Los conduce de nuevo cuesta arriba, hasta lo que parece un muro en ruinas que rodea parcialmente la cima de la colina. Se agacha y despeja un trecho de tierra. Entonces, inscrita en una piedra toscamente labrada, aparece una hilera de breves trazos, unos apuntando hacia arriba, otros hacia abajo y otros en ambas direcciones.
—Estas inscripciones se encuentran por doquier en las Islas Británicas. Es una escritura llamada ogham, inventada por Hu Gadarn el Poderoso, quien condujo a los primeros colonizadores galeses a Gran Bretaña. Como pueden observar, es una escritura muy práctica para quienes deben reanudar cuanto antes su camino, pero desean garabatear algo que recuerde su presencia.
—¿Qué dice?
—Bueno…, por lo que puedo descifrar… «Estad alerta, astrónomos, y también agrimensores. Esto les atañe a ustedes». Desde luego, no he leído nada parecido en siglos…, no obstante, indiscutiblemente está escrito en galés antiguo.

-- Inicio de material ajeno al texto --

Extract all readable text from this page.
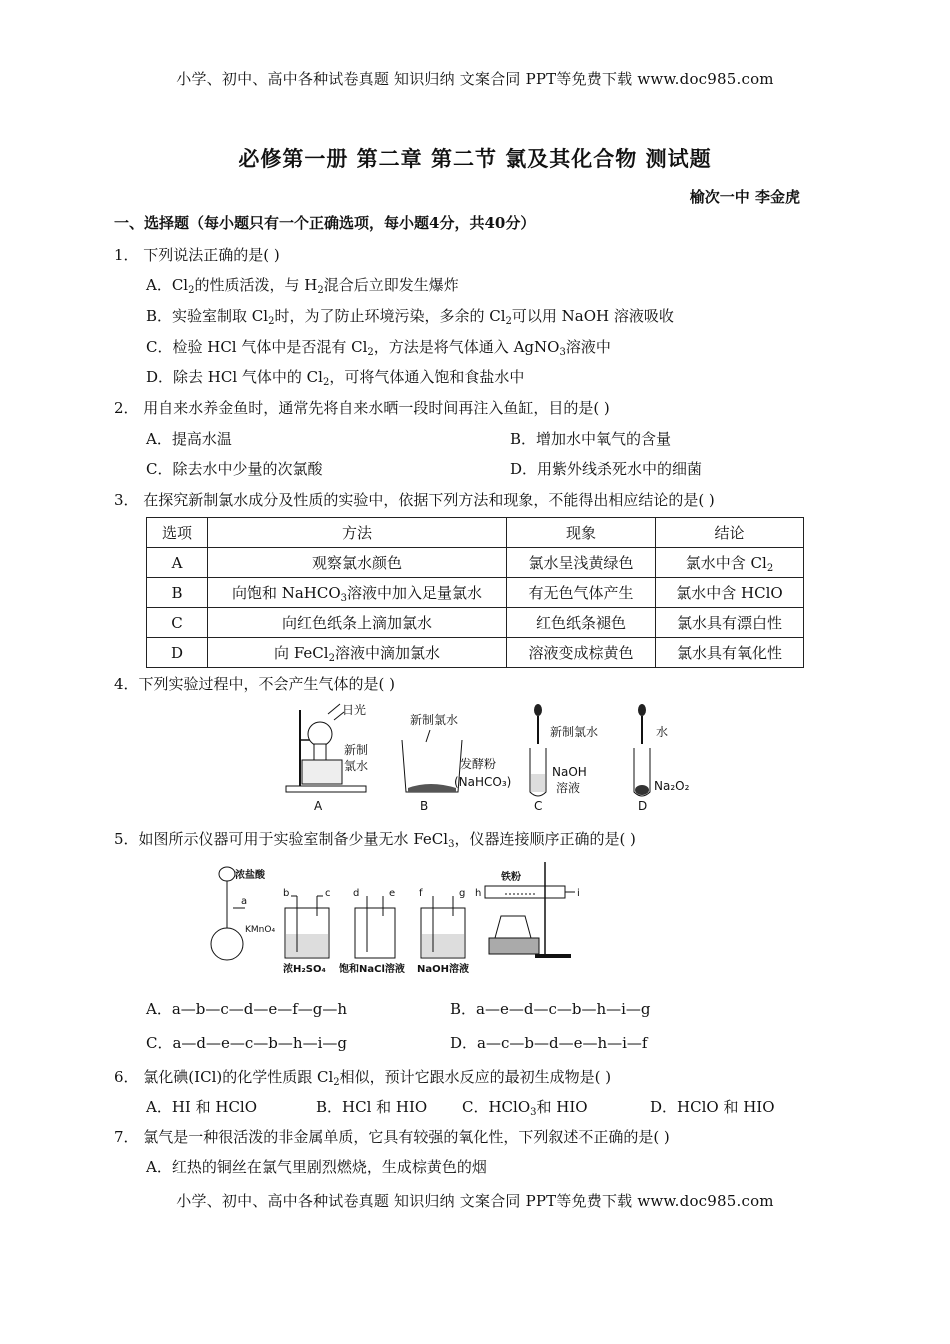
小学、初中、高中各种试卷真题 知识归纳 文案合同 PPT等免费下载 www.doc985.com
必修第一册 第二章 第二节 氯及其化合物 测试题
榆次一中 李金虎
一、选择题（每小题只有一个正确选项，每小题4分，共40分）
1． 下列说法正确的是( )
A．$Cl_2$的性质活泼，与 $H_2$混合后立即发生爆炸
B．实验室制取 $Cl_2$时，为了防止环境污染，多余的 $Cl_2$可以用 NaOH 溶液吸收
C．检验 HCl 气体中是否混有 $Cl_2$，方法是将气体通入 AgNO$_3$溶液中
D．除去 HCl 气体中的 $Cl_2$，可将气体通入饱和食盐水中
2． 用自来水养金鱼时，通常先将自来水晒一段时间再注入鱼缸，目的是( )
A．提高水温	B．增加水中氧气的含量
C．除去水中少量的次氯酸	D．用紫外线杀死水中的细菌
3． 在探究新制氯水成分及性质的实验中，依据下列方法和现象，不能得出相应结论的是( )
选项	方法	现象	结论
A	观察氯水颜色	氯水呈浅黄绿色	氯水中含 $Cl_2$
B	向饱和 NaHCO$_3$溶液中加入足量氯水	有无色气体产生	氯水中含 HClO
C	向红色纸条上滴加氯水	红色纸条褪色	氯水具有漂白性
D	向 FeCl$_2$溶液中滴加氯水	溶液变成棕黄色	氯水具有氧化性
4．下列实验过程中，不会产生气体的是( )
日光
新制
氯水
A
新制氯水
发酵粉
(NaHCO₃)
B
新制氯水
NaOH
溶液
C
水
Na₂O₂
D
5．如图所示仪器可用于实验室制备少量无水 FeCl$_3$，仪器连接顺序正确的是( )
浓盐酸
a
KMnO₄
b	c
浓H₂SO₄
d	e
饱和NaCl溶液
f	g
NaOH溶液
铁粉
h	i
A．a—b—c—d—e—f—g—h	B．a—e—d—c—b—h—i—g
C．a—d—e—c—b—h—i—g	D．a—c—b—d—e—h—i—f
6． 氯化碘(ICl)的化学性质跟 $Cl_2$相似，预计它跟水反应的最初生成物是( )
A．HI 和 HClO	B．HCl 和 HIO C．HClO$_3$和 HIO	D．HClO 和 HIO
7． 氯气是一种很活泼的非金属单质，它具有较强的氧化性，下列叙述不正确的是( )
A．红热的铜丝在氯气里剧烈燃烧，生成棕黄色的烟
小学、初中、高中各种试卷真题 知识归纳 文案合同 PPT等免费下载 www.doc985.com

—Tal como ustedes describen esa línea —opina el profesor, ya de regreso en el campamento—, con esas piedras señalizadoras colocadas a intervalos regulares, una serie de unidades dispuestas en cascada, cada una capaz de producir una fuerza… Sospechó que nos hallamos ante la misma estructura que una pila de Leyden y, debo añadir, que un torpedo.

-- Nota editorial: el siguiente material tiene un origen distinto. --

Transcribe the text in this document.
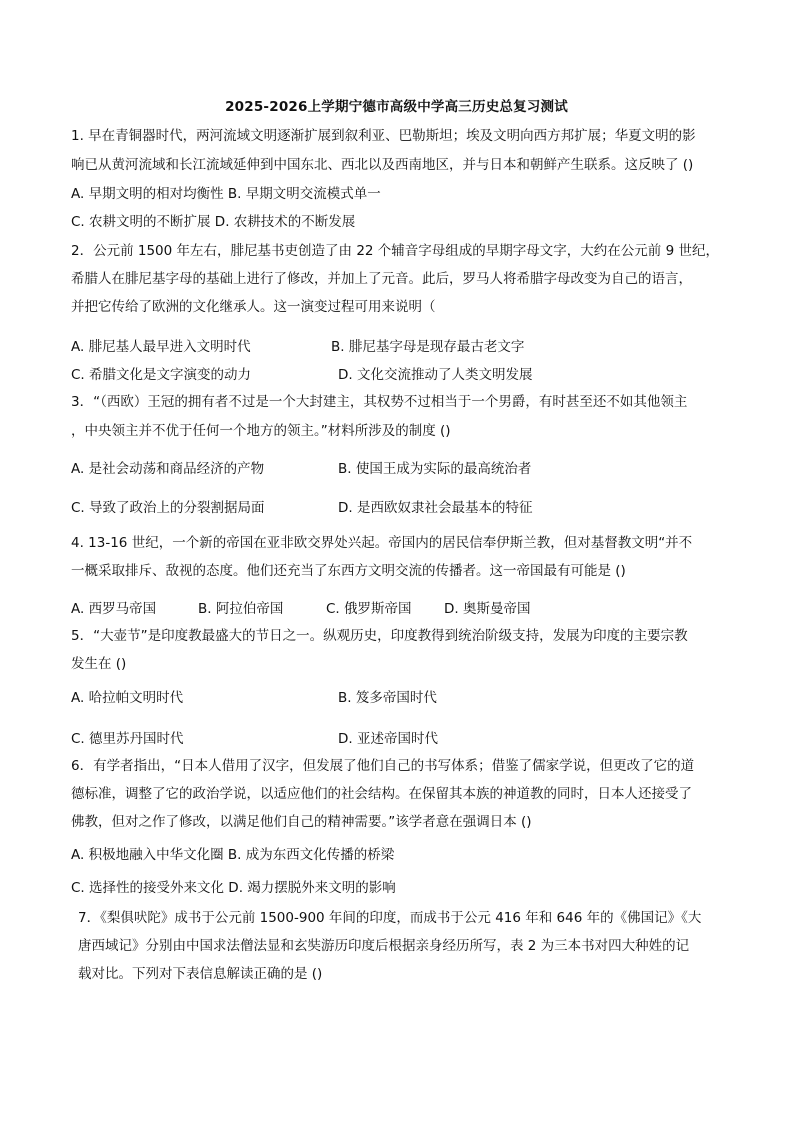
2025-2026上学期宁德市高级中学高三历史总复习测试
1. 早在青铜器时代，两河流域文明逐渐扩展到叙利亚、巴勒斯坦；埃及文明向西方邦扩展；华夏文明的影
响已从黄河流域和长江流域延伸到中国东北、西北以及西南地区，并与日本和朝鲜产生联系。这反映了 ()
A. 早期文明的相对均衡性 B. 早期文明交流模式单一
C. 农耕文明的不断扩展 D. 农耕技术的不断发展
2．公元前 1500 年左右，腓尼基书吏创造了由 22 个辅音字母组成的早期字母文字，大约在公元前 9 世纪，
希腊人在腓尼基字母的基础上进行了修改，并加上了元音。此后，罗马人将希腊字母改变为自己的语言，
并把它传给了欧洲的文化继承人。这一演变过程可用来说明（
A. 腓尼基人最早进入文明时代	B. 腓尼基字母是现存最古老文字
C. 希腊文化是文字演变的动力	D. 文化交流推动了人类文明发展
3．“（西欧）王冠的拥有者不过是一个大封建主，其权势不过相当于一个男爵，有时甚至还不如其他领主
，中央领主并不优于任何一个地方的领主。”材料所涉及的制度 ()
A. 是社会动荡和商品经济的产物	B. 使国王成为实际的最高统治者
C. 导致了政治上的分裂割据局面	D. 是西欧奴隶社会最基本的特征
4. 13-16 世纪，一个新的帝国在亚非欧交界处兴起。帝国内的居民信奉伊斯兰教，但对基督教文明“并不
一概采取排斥、敌视的态度。他们还充当了东西方文明交流的传播者。这一帝国最有可能是 ()
A. 西罗马帝国	B. 阿拉伯帝国	C. 俄罗斯帝国 D. 奥斯曼帝国
5．“大壶节”是印度教最盛大的节日之一。纵观历史，印度教得到统治阶级支持，发展为印度的主要宗教
发生在 ()
A. 哈拉帕文明时代	B. 笈多帝国时代
C. 德里苏丹国时代	D. 亚述帝国时代
6．有学者指出，“日本人借用了汉字，但发展了他们自己的书写体系；借鉴了儒家学说，但更改了它的道
德标准，调整了它的政治学说，以适应他们的社会结构。在保留其本族的神道教的同时，日本人还接受了
佛教，但对之作了修改，以满足他们自己的精神需要。”该学者意在强调日本 ()
A. 积极地融入中华文化圈 B. 成为东西文化传播的桥梁
C. 选择性的接受外来文化 D. 竭力摆脱外来文明的影响
7．《梨俱吠陀》成书于公元前 1500-900 年间的印度，而成书于公元 416 年和 646 年的《佛国记》《大
唐西域记》分别由中国求法僧法显和玄奘游历印度后根据亲身经历所写，表 2 为三本书对四大种姓的记
载对比。下列对下表信息解读正确的是 ()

—¿Con la cabeza apuntando en una dirección muy cerca de New Castle?
—O en la otra dirección, si la cascada fuese reversible y la descarga emitida pudiera dirigirse tan fácilmente al oeste como al este. En cualquier caso, sería un arma extraordinaria, incluso aunque las piedras señalizadoras estén situadas no más allá de la colina de Sideling.
—¿Por qué habría que disparar contra la colina de Sideling? —pregunta Dixon con toda inocencia.

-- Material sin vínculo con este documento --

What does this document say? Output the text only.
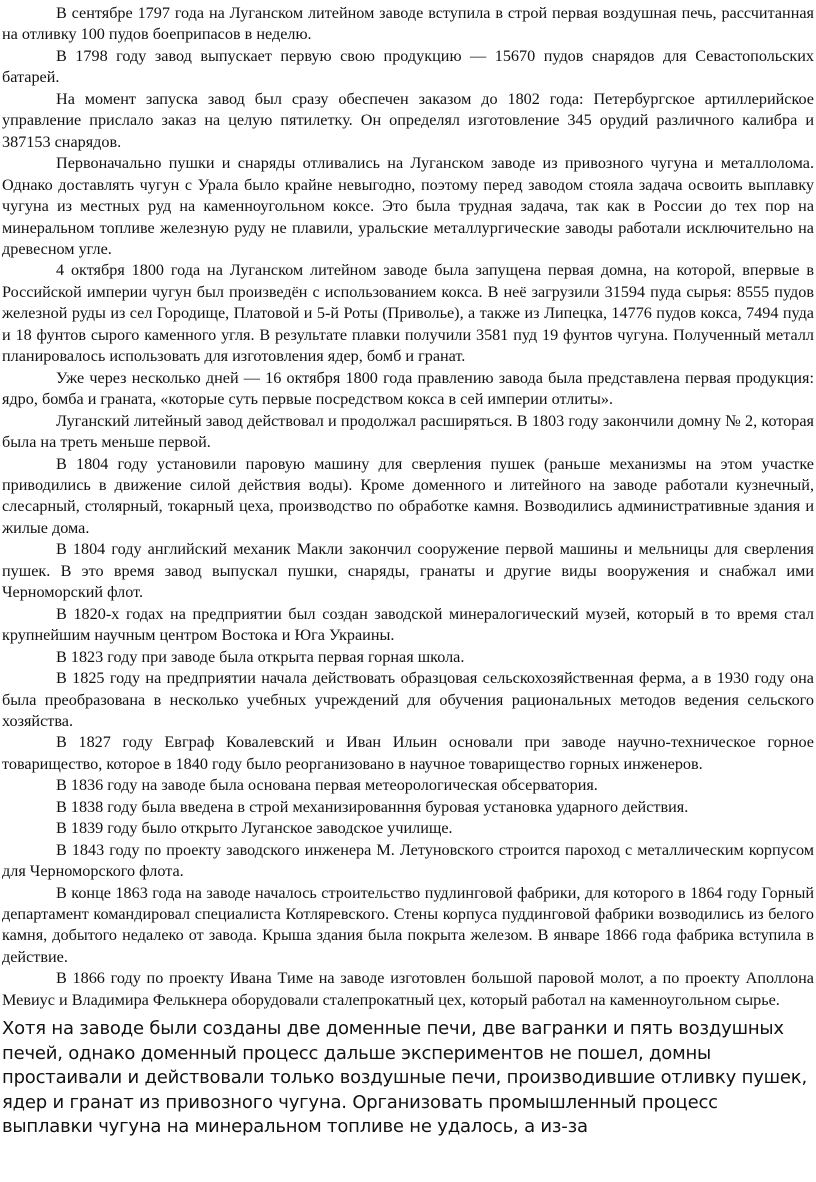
В сентябре 1797 года на Луганском литейном заводе вступила в строй первая воздушная печь, рассчитанная на отливку 100 пудов боеприпасов в неделю.

В 1798 году завод выпускает первую свою продукцию — 15670 пудов снарядов для Севастопольских батарей.

На момент запуска завод был сразу обеспечен заказом до 1802 года: Петербургское артиллерийское управление прислало заказ на целую пятилетку. Он определял изготовление 345 орудий различного калибра и 387153 снарядов.

Первоначально пушки и снаряды отливались на Луганском заводе из привозного чугуна и металлолома. Однако доставлять чугун с Урала было крайне невыгодно, поэтому перед заводом стояла задача освоить выплавку чугуна из местных руд на каменноугольном коксе. Это была трудная задача, так как в России до тех пор на минеральном топливе железную руду не плавили, уральские металлургические заводы работали исключительно на древесном угле.

4 октября 1800 года на Луганском литейном заводе была запущена первая домна, на которой, впервые в Российской империи чугун был произведён с использованием кокса. В неё загрузили 31594 пуда сырья: 8555 пудов железной руды из сел Городище, Платовой и 5-й Роты (Приволье), а также из Липецка, 14776 пудов кокса, 7494 пуда и 18 фунтов сырого каменного угля. В результате плавки получили 3581 пуд 19 фунтов чугуна. Полученный металл планировалось использовать для изготовления ядер, бомб и гранат.

Уже через несколько дней — 16 октября 1800 года правлению завода была представлена первая продукция: ядро, бомба и граната, «которые суть первые посредством кокса в сей империи отлиты».

Луганский литейный завод действовал и продолжал расширяться. В 1803 году закончили домну № 2, которая была на треть меньше первой.

В 1804 году установили паровую машину для сверления пушек (раньше механизмы на этом участке приводились в движение силой действия воды). Кроме доменного и литейного на заводе работали кузнечный, слесарный, столярный, токарный цеха, производство по обработке камня. Возводились административные здания и жилые дома.

В 1804 году английский механик Макли закончил сооружение первой машины и мельницы для сверления пушек. В это время завод выпускал пушки, снаряды, гранаты и другие виды вооружения и снабжал ими Черноморский флот.

В 1820-х годах на предприятии был создан заводской минералогический музей, который в то время стал крупнейшим научным центром Востока и Юга Украины.

В 1823 году при заводе была открыта первая горная школа.

В 1825 году на предприятии начала действовать образцовая сельскохозяйственная ферма, а в 1930 году она была преобразована в несколько учебных учреждений для обучения рациональных методов ведения сельского хозяйства.

В 1827 году Евграф Ковалевский и Иван Ильин основали при заводе научно-техническое горное товарищество, которое в 1840 году было реорганизовано в научное товарищество горных инженеров.

В 1836 году на заводе была основана первая метеорологическая обсерватория.

В 1838 году была введена в строй механизированння буровая установка ударного действия.

В 1839 году было открыто Луганское заводское училище.

В 1843 году по проекту заводского инженера М. Летуновского строится пароход с металлическим корпусом для Черноморского флота.

В конце 1863 года на заводе началось строительство пудлинговой фабрики, для которого в 1864 году Горный департамент командировал специалиста Котляревского. Стены корпуса пуддинговой фабрики возводились из белого камня, добытого недалеко от завода. Крыша здания была покрыта железом. В январе 1866 года фабрика вступила в действие.

В 1866 году по проекту Ивана Тиме на заводе изготовлен большой паровой молот, а по проекту Аполлона Мевиус и Владимира Фелькнера оборудовали сталепрокатный цех, который работал на каменноугольном сырье.

Хотя на заводе были созданы две доменные печи, две вагранки и пять воздушных печей, однако доменный процесс дальше экспериментов не пошел, домны простаивали и действовали только воздушные печи, производившие отливку пушек, ядер и гранат из привозного чугуна. Организовать промышленный процесс выплавки чугуна на минеральном топливе не удалось, а из-за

—Contra la colina, no —replica riendo el capitán Shelby—, sino contra lo que llegue desde ella.
—¿Pontiac? ¿Los franceses?
—Es demasiado tarde para que vengan ellos. Algún día uno de ustedes se arriesgará a mirar por encima de la colina y entonces verá…
—Más montañas —dice Mason.
—Exactamente, montañas como éstas, en las que se puede vivir durante todo el año. Las montañas son siempre la cuna de las rebeliones. Tarde o temprano, algo que está en sus cumbres se sentirá lo bastante hambriento o desesperado para bajar a la planicie, para lanzarse como un halcón sobre la rica Chesapeake, sí, sobre la misma metrópolis… Si los Muchachos Negros derrotaron tan fácilmente a los regulares británicos en Shippensburg, quién sabe las maravillas que podrían ocurrir aquí, en la Montaña del Norte…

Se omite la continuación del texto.